WASHINGTON - Landmark immigration legislation passed by the Senate would remake America's workforce from the highest rungs to the lowest and bring many more immigrants into the economy, from elite technology companies to restaurant kitchens and rural fields.
In place of the unauthorized workers now commonly found laboring in lower-skilled jobs in the agriculture or service industries, many of these workers would be legal, some of them permanent-resident green card holders or even citizens.
Illegal immigration across the border with Mexico would slow, but legal immigration would increase markedly.
In this June 28, 2013, photo Patrick McGuire of Atwood, Mich., examines sweet cherries growing in his orchard. McGuire says a labor shortage caused by the immigration controversy is making it difficult for him and other Michigan fruit growers to harvest their crops.
That's the portrait that emerges from recent analyses of the far-reaching bill passed last month by the Senate with the backing of the White House. Although the bill aims to secure the borders, track people overstaying their visas and deny employers the ability to hire workers here illegally, it by no means seeks to choke off immigration. Indeed, the U.S. population over the next two decades would be likely to increase by 15 million people above the probable level if no changes were made to immigration laws, according to the Congressional Budget Office.
Even after decades of growth in the U.S. foreign-born population, the added increase could be felt in ways large and small around the country, from big cities that would absorb even more diversity to small towns that may still be adjusting to current immigrant arrivals.

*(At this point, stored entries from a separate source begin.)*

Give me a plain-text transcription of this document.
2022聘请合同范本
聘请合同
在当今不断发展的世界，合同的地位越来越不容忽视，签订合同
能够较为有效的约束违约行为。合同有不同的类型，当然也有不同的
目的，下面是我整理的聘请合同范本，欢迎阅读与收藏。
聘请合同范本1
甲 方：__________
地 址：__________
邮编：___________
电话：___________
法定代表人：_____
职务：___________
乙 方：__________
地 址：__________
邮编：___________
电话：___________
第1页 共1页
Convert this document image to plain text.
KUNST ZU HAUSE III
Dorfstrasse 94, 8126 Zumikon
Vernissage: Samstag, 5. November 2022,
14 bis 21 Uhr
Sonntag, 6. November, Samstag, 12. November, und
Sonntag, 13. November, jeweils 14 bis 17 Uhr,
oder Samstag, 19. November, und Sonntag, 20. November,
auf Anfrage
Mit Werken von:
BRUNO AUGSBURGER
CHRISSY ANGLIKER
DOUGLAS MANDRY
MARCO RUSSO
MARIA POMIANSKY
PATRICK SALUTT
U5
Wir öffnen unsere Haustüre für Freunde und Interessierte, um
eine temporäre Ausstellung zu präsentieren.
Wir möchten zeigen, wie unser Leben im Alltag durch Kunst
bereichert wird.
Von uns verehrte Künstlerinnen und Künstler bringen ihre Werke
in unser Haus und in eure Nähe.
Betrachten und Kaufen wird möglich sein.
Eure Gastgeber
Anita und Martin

"That is baked into the basic premise of the bill," said Doris Meissner, a senior fellow at the Migration Policy Institute, "which is that you need to provide legal avenues for people to come to the country both in longer-term temporary and in permanent visa categories in order to meet the needs of the future and avert the incentives for illegal immigration."
The level of immigration under the legislation has been a political issue in the debate and will probably continue to be disputed in the weeks ahead as the House's GOP majority wrestles with how to respond to the Senate bill.
The House timetable is unclear, with majority Republicans scheduled to hold a closed-door meeting on Wednesday to plan their next steps.
Senate Majority leader Harry Reid urged Speaker John Boehner on Monday to allow a vote on the Senate-passed measure, but that is unlikely, at least in the short run. Boehner has said previously he will only place legislation on the floor that has the support of at least half of his party's rank and file, a formula that so far, appears to rule out the path to citizenship that is at the core of the Senate-passed measure.
The Senate bill's treatment of immigrants already in the U.S. illegally is distinct from the system it would create for legal immigration.
Working out a comprehensive GOP House response could be complex because the Senate version itself is complicated. It would expand various temporary and permanent visa categories, shut down others and create still other new ones.
Some visa programs would be capped and some wouldn't. Some would expand or contract in response to demand.